Introduction
Attackers can bypass critical firmware protections in AMD-powered systems during resume from standby, potentially modifying UEFI or other sensitive firmware components. This flaw affects AMD ROM Armor, a hardware-based security technology used in a wide range of consumer and enterprise devices, and could enable persistent compromise at the firmware level.
About AMD and ROM Armor: AMD is a major x86 processor vendor with a global footprint across consumer, enterprise, and data center markets. Its ROM Armor technology is deployed in multiple product lines and is designed to prevent unauthorized modifications to SPI flash memory, which stores UEFI firmware and security-critical configuration data. This mechanism is foundational to the security posture of AMD-based platforms.
Technical Information
CVE-2024-36326 is a missing authorization vulnerability in AMD ROM Armor, specifically triggered during system resume from standby. ROM Armor operates before the operating system initializes, enforcing write restrictions to the SPI flash memory so that only OEM or ODM-controlled System Management Mode (SMM) handlers can modify firmware regions. This is intended to protect the integrity of UEFI and other firmware components.
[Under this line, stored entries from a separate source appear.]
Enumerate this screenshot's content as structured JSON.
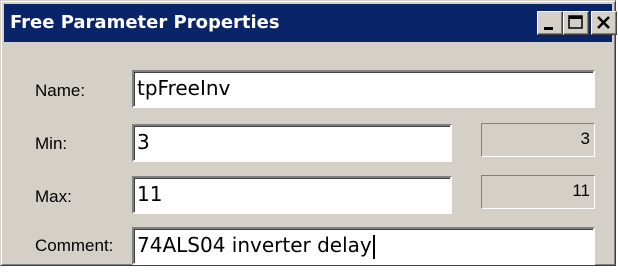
{
  "window": {
    "title": "Free Parameter Properties",
    "title_bar_color": "#0a246a",
    "controls": {
      "minimize_icon": "minimize-icon",
      "maximize_icon": "maximize-icon",
      "close_icon": "close-icon"
    }
  },
  "form": {
    "name": {
      "label": "Name:",
      "value": "tpFreeInv"
    },
    "min": {
      "label": "Min:",
      "value": "3",
      "readout": "3"
    },
    "max": {
      "label": "Max:",
      "value": "11",
      "readout": "11"
    },
    "comment": {
      "label": "Comment:",
      "value": "74ALS04 inverter delay"
    }
  }
}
The vulnerability arises because, during the resume process from a low-power standby state, ROM Armor fails to enforce its usual authorization checks. This creates a timing window where an attacker with local access can bypass ROM Armor protections and write to protected firmware regions. The flaw is classified under CWE-862 (Missing Authorization). Exploitation requires precise timing and local access to the system during the resume phase. No public code snippets or proof of concept are available.
Affected Systems and Versions
- AMD platforms implementing ROM Armor technology are affected. This includes systems using recent AMD processors in both consumer and enterprise segments.
- The vulnerability is present during system resume from standby (low-power) states.
- Specific affected product families and firmware versions are not detailed in the available advisories. Users should consult OEM or system vendor advisories for model-specific information.
Vendor Security History
AMD has previously disclosed vulnerabilities in trusted computing and firmware protection mechanisms, including issues with SPI protection and SMM handler controls. The company publishes coordinated security bulletins (such as AMD-SB-4012) and works with OEMs for remediation. Firmware update distribution can be complex due to the need for vendor-specific builds and testing.